Namibia: Forest Conservation a Global Priority

FORESTS in Africa, including in Namibia, are shrinking.

This is according to the latest United Nations Food and Agriculture Organisation's (FAO) report on the State of the World's Forests.

According to the report, published in December 2020, forests supply water, mitigate climate change and provide habitats for many pollinators, which are essential for sustainable food production.

The sustainable management of forest resources is imperative for the longevity of a healthy ecosystem.

Namibia, through the Ministry of Environment, Forestry and Tourism, has been making efforts in demarcating forest areas in the country to conserve forest cover.

In November last year, the environment ministry and the United Nations Development Programme (UNDP) jointly inaugurated a new community forest and conservancy office at Otjiu-West in the Kunene region, as well as the Oshaampulaa Community Forest in the Oshikoto region.

The dry expanse of the Otjiu-West conservancy was graced with the new facilities in an effort to ensure the sustainable management of Namibia's forest resources.

At the inaugural event, environment minister Pohamba Shifeta said the two areas join nine others which received assistance from the government through the Sustainable Management of Namibia's Forested Lands (Namfola) project.

The project has assisted 13 different communities around the country, and is a collaboration of the Namibian government and UNDP, with financial support from the Global Environment Facility (GEF).

"Among the support provided by the project has been the construction of two community forest office facilities for these two community forests . . . to be used by the communities in running their day-to-day activities," Shifeta said.

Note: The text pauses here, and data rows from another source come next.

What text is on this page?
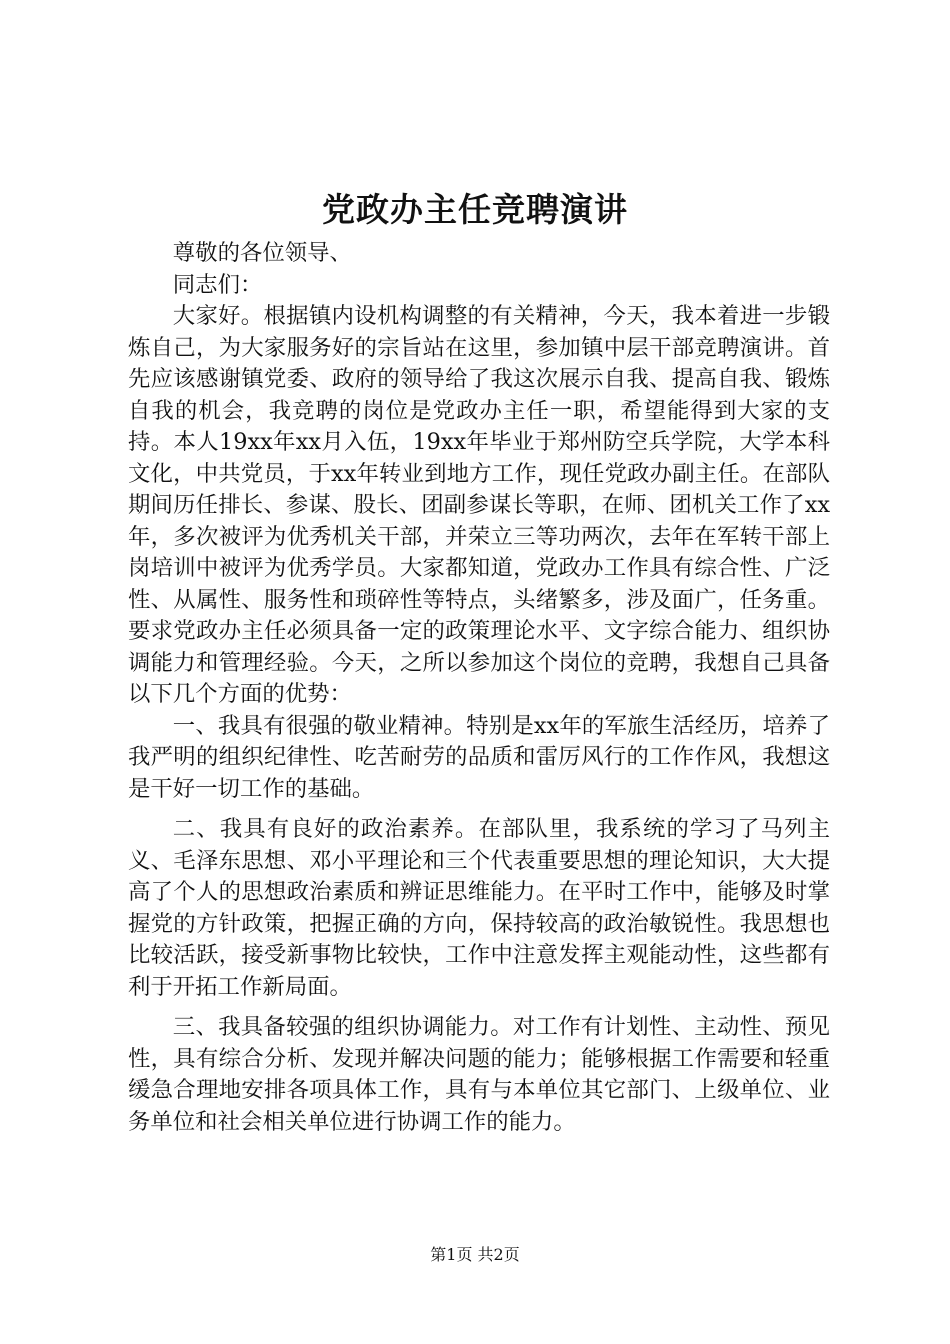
党政办主任竞聘演讲

尊敬的各位领导、

同志们：

大家好。根据镇内设机构调整的有关精神，今天，我本着进一步锻炼自己，为大家服务好的宗旨站在这里，参加镇中层干部竞聘演讲。首先应该感谢镇党委、政府的领导给了我这次展示自我、提高自我、锻炼自我的机会，我竞聘的岗位是党政办主任一职，希望能得到大家的支持。本人19xx年xx月入伍，19xx年毕业于郑州防空兵学院，大学本科文化，中共党员，于xx年转业到地方工作，现任党政办副主任。在部队期间历任排长、参谋、股长、团副参谋长等职，在师、团机关工作了xx年，多次被评为优秀机关干部，并荣立三等功两次，去年在军转干部上岗培训中被评为优秀学员。大家都知道，党政办工作具有综合性、广泛性、从属性、服务性和琐碎性等特点，头绪繁多，涉及面广，任务重。要求党政办主任必须具备一定的政策理论水平、文字综合能力、组织协调能力和管理经验。今天，之所以参加这个岗位的竞聘，我想自己具备以下几个方面的优势：

一、我具有很强的敬业精神。特别是xx年的军旅生活经历，培养了我严明的组织纪律性、吃苦耐劳的品质和雷厉风行的工作作风，我想这是干好一切工作的基础。

二、我具有良好的政治素养。在部队里，我系统的学习了马列主义、毛泽东思想、邓小平理论和三个代表重要思想的理论知识，大大提高了个人的思想政治素质和辨证思维能力。在平时工作中，能够及时掌握党的方针政策，把握正确的方向，保持较高的政治敏锐性。我思想也比较活跃，接受新事物比较快，工作中注意发挥主观能动性，这些都有利于开拓工作新局面。

三、我具备较强的组织协调能力。对工作有计划性、主动性、预见性，具有综合分析、发现并解决问题的能力；能够根据工作需要和轻重缓急合理地安排各项具体工作，具有与本单位其它部门、上级单位、业务单位和社会相关单位进行协调工作的能力。

第1页 共2页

He said the establishment of community forests aims to create joint responsibility between the government and communities to preserve and protect forest resources.

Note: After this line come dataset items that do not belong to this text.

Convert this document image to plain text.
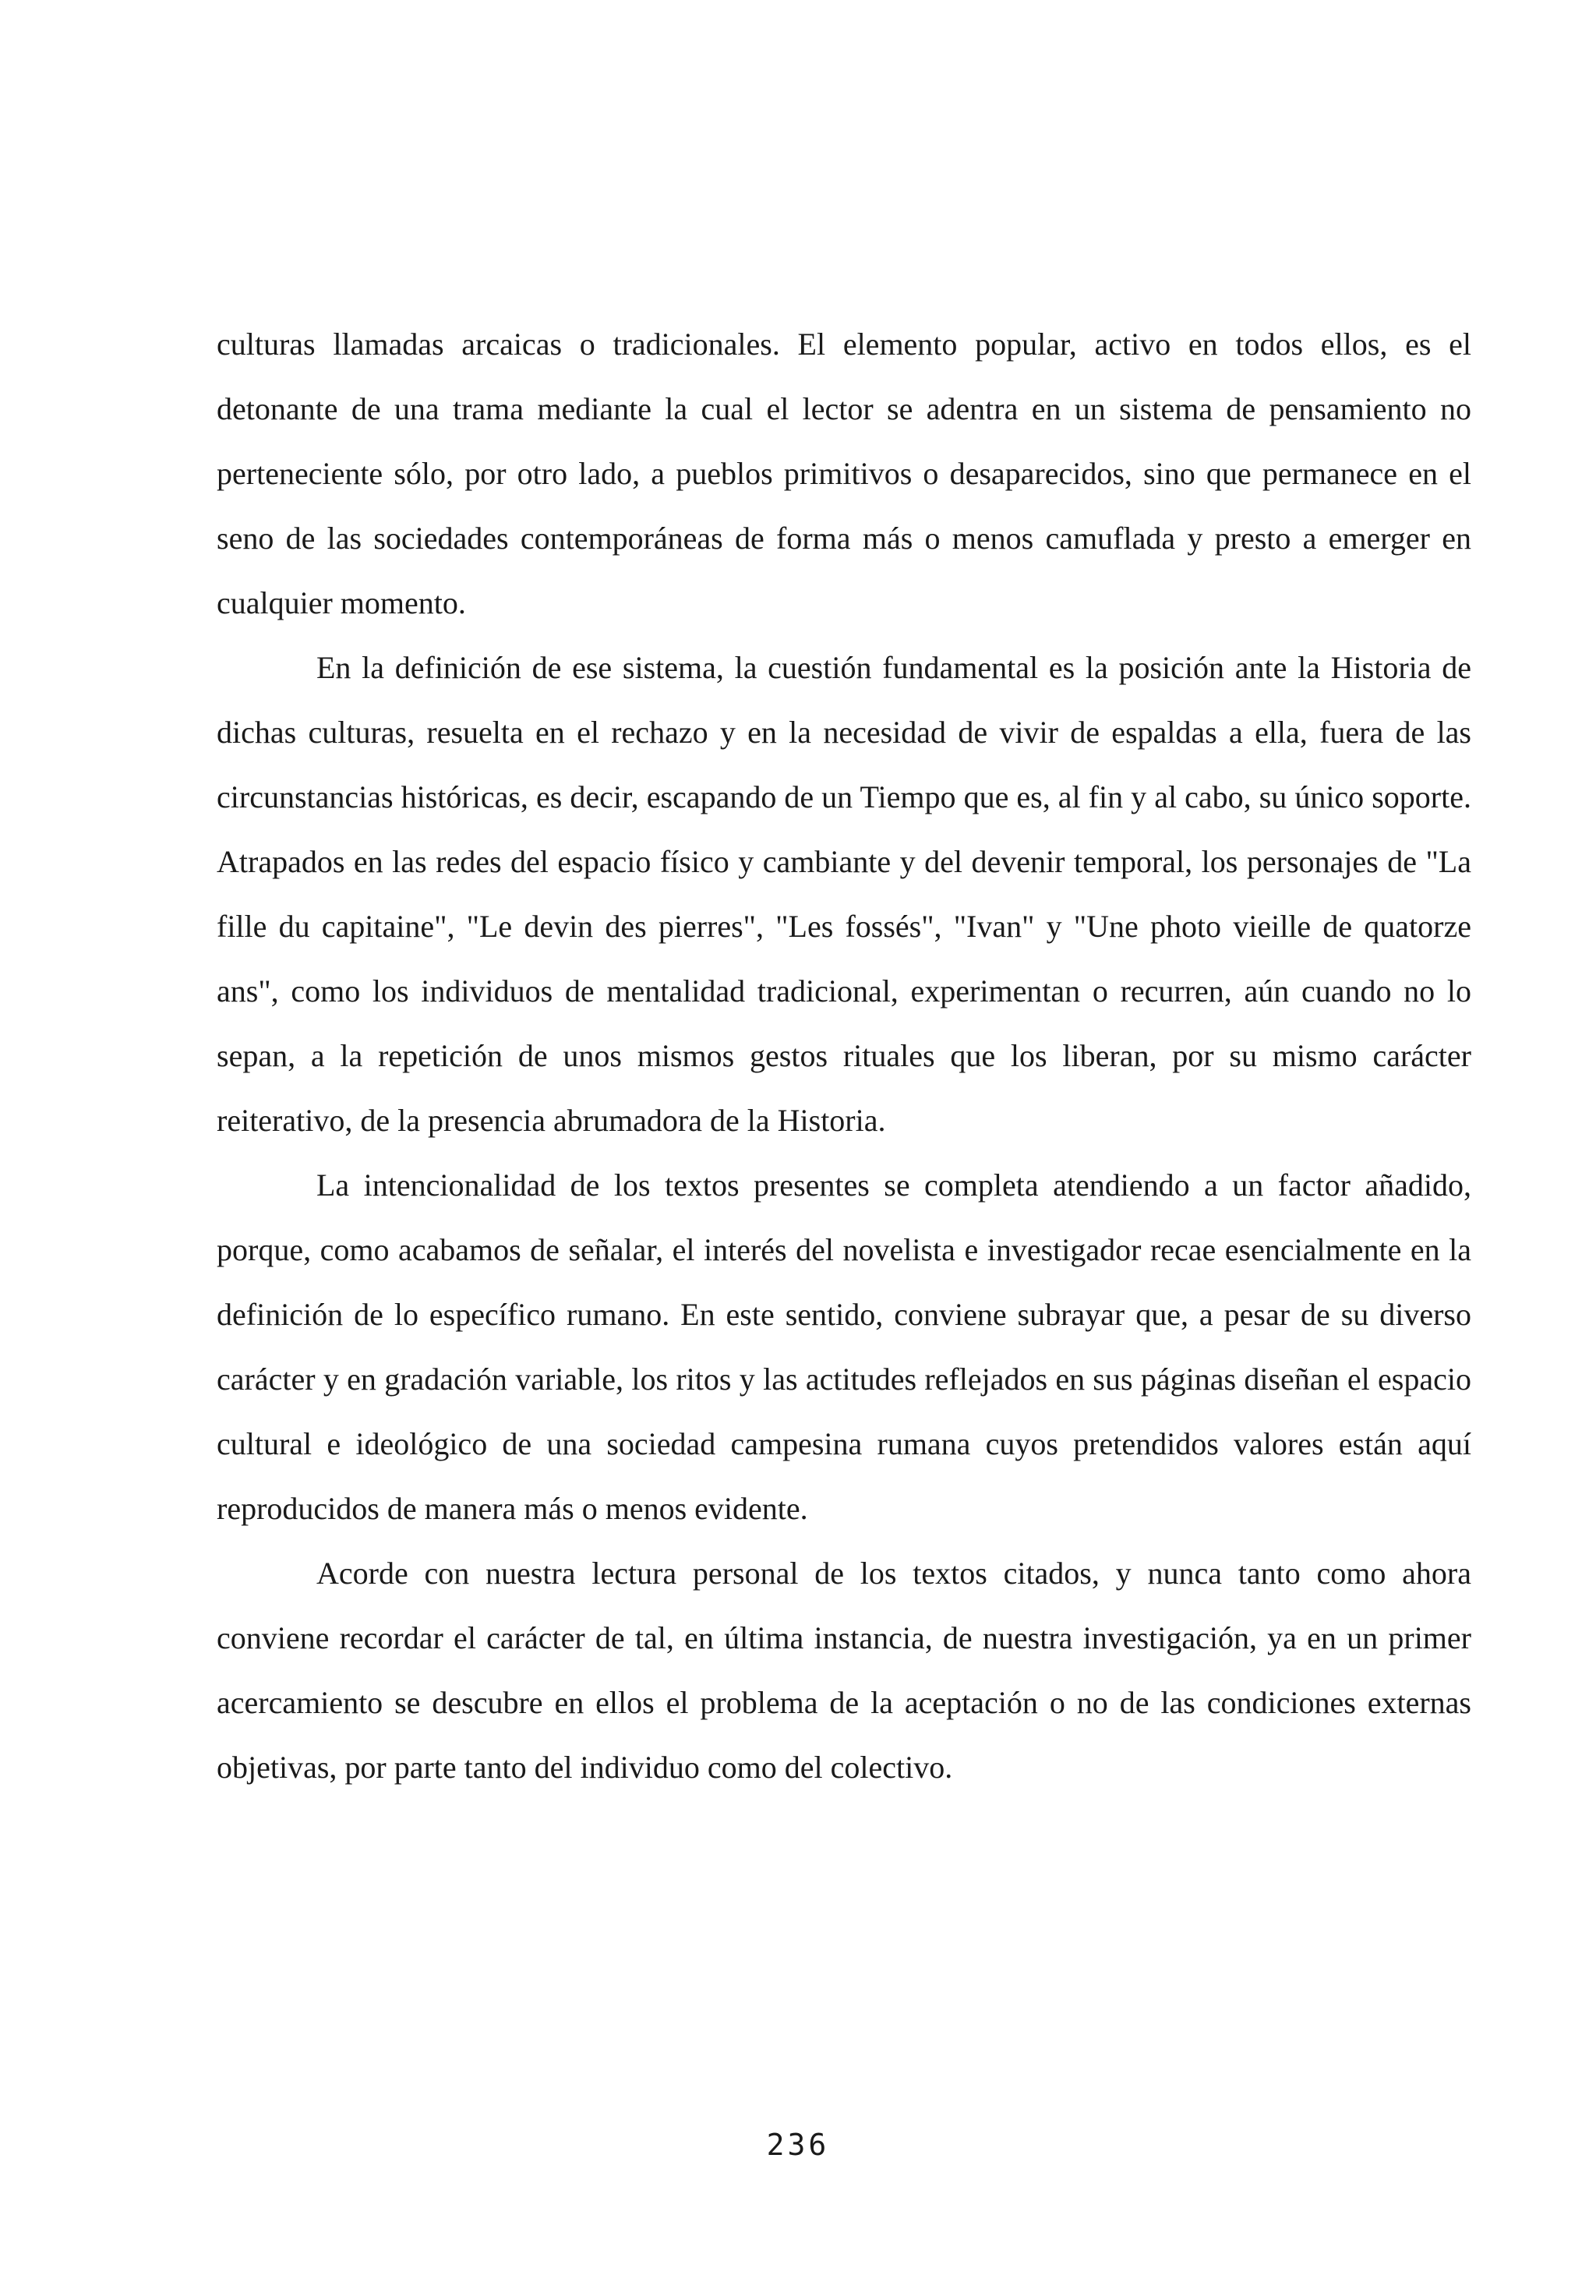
culturas llamadas arcaicas o tradicionales. El elemento popular, activo en todos ellos, es el detonante de una trama mediante la cual el lector se adentra en un sistema de pensamiento no perteneciente sólo, por otro lado, a pueblos primitivos o desaparecidos, sino que permanece en el seno de las sociedades contemporáneas de forma más o menos camuflada y presto a emerger en cualquier momento.

En la definición de ese sistema, la cuestión fundamental es la posición ante la Historia de dichas culturas, resuelta en el rechazo y en la necesidad de vivir de espaldas a ella, fuera de las circunstancias históricas, es decir, escapando de un Tiempo que es, al fin y al cabo, su único soporte. Atrapados en las redes del espacio físico y cambiante y del devenir temporal, los personajes de "La fille du capitaine", "Le devin des pierres", "Les fossés", "Ivan" y "Une photo vieille de quatorze ans", como los individuos de mentalidad tradicional, experimentan o recurren, aún cuando no lo sepan, a la repetición de unos mismos gestos rituales que los liberan, por su mismo carácter reiterativo, de la presencia abrumadora de la Historia.

La intencionalidad de los textos presentes se completa atendiendo a un factor añadido, porque, como acabamos de señalar, el interés del novelista e investigador recae esencialmente en la definición de lo específico rumano. En este sentido, conviene subrayar que, a pesar de su diverso carácter y en gradación variable, los ritos y las actitudes reflejados en sus páginas diseñan el espacio cultural e ideológico de una sociedad campesina rumana cuyos pretendidos valores están aquí reproducidos de manera más o menos evidente.

Acorde con nuestra lectura personal de los textos citados, y nunca tanto como ahora conviene recordar el carácter de tal, en última instancia, de nuestra investigación, ya en un primer acercamiento se descubre en ellos el problema de la aceptación o no de las condiciones externas objetivas, por parte tanto del individuo como del colectivo.

236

The community forests would eventually become self-sustaining entities, Shifeta said.

"Forests are protected by people for their own benefit," he said.

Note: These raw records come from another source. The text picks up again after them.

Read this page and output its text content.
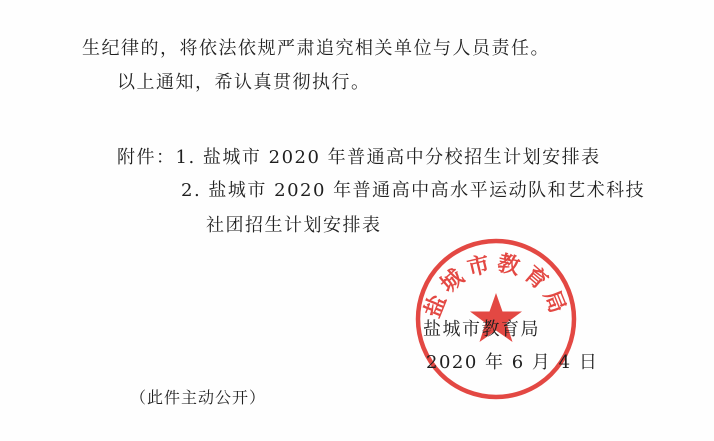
生纪律的，将依法依规严肃追究相关单位与人员责任。
以上通知，希认真贯彻执行。
附件：1. 盐城市 2020 年普通高中分校招生计划安排表
2. 盐城市 2020 年普通高中高水平运动队和艺术科技
社团招生计划安排表
盐城市教育局
盐城市教育局
2020 年 6 月 4 日
（此件主动公开）
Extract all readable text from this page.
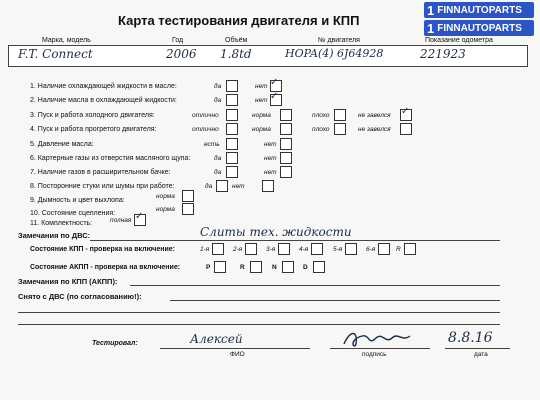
Карта тестирования двигателя и КПП
1 FINNAUTOPARTS
1 FINNAUTOPARTS
Марка, модель	Год	Объём	№ двигателя	Показание одометра
F.T. Connect	2006 1.8td	HOPA(4) 6J64928	221923
1. Наличие охлаждающей жидкости в масле:	да	нет ✓
2. Наличие масла в охлаждающей жидкости:	да	нет ✓
3. Пуск и работа холодного двигателя:	отлично	норма	плохо	не завелся ✓
4. Пуск и работа прогретого двигателя:	отлично	норма	плохо	не завелся
5. Давление масла:	есть	нет
6. Картерные газы из отверстия масляного щупа:	да	нет
7. Наличие газов в расширительном бачке:	да	нет
8. Посторонние стуки или шумы при работе:	да	нет
9. Дымность и цвет выхлопа:
норма
10. Состояние сцепления:
норма
11. Комплектность:	полная ✓
Замечания по ДВС:	Слиты тех. жидкости
Состояние КПП - проверка на включение:	1-я	2-я	3-я	4-я	5-я	6-я	R
Состояние АКПП - проверка на включение:	P	R	N	D
Замечания по КПП (АКПП):
Снято с ДВС (по согласованию!):
Тестировал:	Алексей
ФИО	подпись
8.8.16
дата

He said Namibia has thus far proclaimed 43 areas as community forests, all of which continue to be managed as such.

"Although Namibia's forest cover has declined due to other land uses, more and more areas have been brought under protection through the proclamation of community forests," the minister said.

According to the FAO report, population pressure and poverty in Africa are the main threats to forest conservation, driving poor farmers to convert forests to cropland and to harvest woodfuel at unsustainable levels.

To counter this, Africa has developed the Sustainable Forest Management Framework for Africa (2020-2030), designed to guide member states of the African Union (AU) and African Regional Economic Communities on forest-related priorities towards achieving the objectives of the AU's Agenda 2063 and the United Nations' Agenda 2030.

"The priorities include enhancing the value of forests, markets, processing and trade, capacity development and knowledge management, promoting supportive political and institutional frameworks for sustainable forest management, enhancing the restoration of degraded forests and landscapes, and enhancing partnerships and resource mobilisation," the report read.

At the forest's inaugural event, UNDP resident representative Alka Bhatia said the main objective of the project was to alleviate the pressure on forest resources and thus increase the capacity for the uptake of improved agriculture, livestock and forestry management practices in community forest areas.

Bhatia said the Nafola project has assisted the Otjiu-West community with the assessment of marketable forest and non-forest tradable products and other income-generating options, which contribute to efforts in eradicating poverty and hunger.